Please provide complete information as applicable to your setup.
• Hardware Platform (Jetson / GPU) Jetson • DeepStream Version 6.2-triton docker container • JetPack Version (valid for Jetson only) 5.1.1 • TensorRT Version 8.5.2 • NVIDIA GPU Driver Version (valid for GPU only)
Hello Everyone, I’ve read a lot of topics in this forum and tried everything however couldn’t reach the desired results. Sorry for bringing up this topic again. I’m building the engine with dynamic shapes: “min: 1x3x1088x1920 opt: 4x3x1088x1920 Max: 8x3x1088x1920”. When I set batch-size=8 in config_primary.txt and in the nvstreammux, inference takes 1m17 secs, if I choose batch-size=1 inference takes 34 secs. What am I doing wrong? Also when I choose a batch size of more than 1, nvosd draws more than 1 bboxes to an instance so something is going wrong definitely.
Pipeline:
Do you actually input 8 sources while you set batch size to 8 for nvinfer and nvstreammux? Have you set the sink to fakesink? Have you disabled nvosd and nvmultistreamtiler?

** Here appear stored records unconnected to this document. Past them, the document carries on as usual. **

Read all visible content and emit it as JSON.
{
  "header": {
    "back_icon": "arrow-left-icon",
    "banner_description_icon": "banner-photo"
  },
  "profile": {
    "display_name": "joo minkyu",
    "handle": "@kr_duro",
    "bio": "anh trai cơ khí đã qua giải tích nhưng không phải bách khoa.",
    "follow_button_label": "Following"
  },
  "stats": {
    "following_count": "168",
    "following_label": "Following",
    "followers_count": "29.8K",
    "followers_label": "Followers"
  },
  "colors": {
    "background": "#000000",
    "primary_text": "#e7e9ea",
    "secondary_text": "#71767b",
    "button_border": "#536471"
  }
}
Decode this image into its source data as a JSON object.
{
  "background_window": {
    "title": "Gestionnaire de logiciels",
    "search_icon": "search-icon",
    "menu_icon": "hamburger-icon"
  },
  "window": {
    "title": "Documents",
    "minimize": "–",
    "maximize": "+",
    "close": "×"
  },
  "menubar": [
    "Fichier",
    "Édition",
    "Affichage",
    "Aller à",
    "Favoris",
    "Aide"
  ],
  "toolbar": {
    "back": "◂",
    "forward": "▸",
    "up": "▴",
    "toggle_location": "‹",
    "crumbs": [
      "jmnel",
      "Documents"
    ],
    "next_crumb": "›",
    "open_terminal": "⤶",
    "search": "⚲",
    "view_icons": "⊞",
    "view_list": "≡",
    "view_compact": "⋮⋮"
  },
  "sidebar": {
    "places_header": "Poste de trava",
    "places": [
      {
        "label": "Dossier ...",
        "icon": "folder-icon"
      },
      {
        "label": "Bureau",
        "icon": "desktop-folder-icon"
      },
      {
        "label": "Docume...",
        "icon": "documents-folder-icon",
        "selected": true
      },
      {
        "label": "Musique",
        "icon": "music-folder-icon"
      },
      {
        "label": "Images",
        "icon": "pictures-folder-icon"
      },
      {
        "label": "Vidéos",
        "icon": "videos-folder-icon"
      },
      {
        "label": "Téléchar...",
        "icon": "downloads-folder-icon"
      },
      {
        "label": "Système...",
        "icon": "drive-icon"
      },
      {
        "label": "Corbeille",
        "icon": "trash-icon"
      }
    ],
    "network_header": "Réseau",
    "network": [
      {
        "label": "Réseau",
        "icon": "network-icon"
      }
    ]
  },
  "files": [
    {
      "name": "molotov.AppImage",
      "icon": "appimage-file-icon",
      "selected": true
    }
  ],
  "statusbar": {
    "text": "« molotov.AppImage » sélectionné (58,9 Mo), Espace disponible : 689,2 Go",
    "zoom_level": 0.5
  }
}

Even with the data you give to us, the batch size 1 pipeline can only handle one video, it takes 34 seconds. 8 videos take 34s x 8 = 272s = 4m32s, after you set batch size to 8, the pipeline can handle 8 videos simultaneously, it takes 1m17s which is much less than 4m32s.
The batch saved your time.
To measure the pipeline performance, you need to follow the Performance — DeepStream documentation 6.4 documentation (nvidia.com) to disable nvosd and nvmultistreamtiler, and the fakesink with “sync=0” will help you to disable the sink clock synchronization which may affect the pipeline.
It is for the same 1 video, if I set the batch-size=1, inference takes 34 seconds. If I set batch-size=8 it takes 1min 17 seconds.
I use 1 input video. In the documentation, “We recommend that the nvstreammux’s batch-size be set to either number of sources linked to it or the primary nvinfer’s batch-size.” was written so I set it to primary nvinfer’s batch-size.
I set batch-size=2 in both nvstreammux and nvinfer. If I put 2 input sources throughput is 40 FPS however if I put 1 input source throughput is 20 FPS. If I don’t have 32 input sources, can I not use 32 batch size?
I think if there is only 1 source and batch-size is more than 1, it fills other frames in the batch with dummy data. Am I correct? I want to make the batch filled from 1 source without dummy frames.
Hi Fiona, I’ve found something in the nvstreammux new documentation. There is a key max-same-source-frames. The default value is 1 and probably it is the same in the current nvstreammux. If use the new nvstreammux and set the batch size of it to 8, would it batch 8 frames from a single video?
It will try to batch the 8 frames in the same video, but it does not guarantee it since there is also other limitations such as “overall-max-fps-n”, “overall-max-fps-d”, “overall-min-fps-n” , “overall-min-fps-d” , “adaptive-batching”, “max-fps-n”, “max-fps-d”, …
In my case, the inference speed is 60 fps and the decoding speed is 200 fps therefore for the batch size 32, inference takes around 500 ms and batching should take around 150 ms. If you are decoding frames from a video, it doesn’t matter if you have 32 sources or 1 source, you will have the same decoding throughput. Apparently, developers are trying to make this possible with the new streammux, however, I don’t understand why it wasn’t a default option, to be honest.
For the live stream, you can never get the succeeded frames at the same time, you can only get them one by one according to the framerate or the time stamps. It is a must to wait for the frames to combine a batch. It has nothing to do with the decoding or inferencing speed. To combine frames from different streams are more efficient than frames from a single stream. The multiple streams are the main scenario for DeepStream.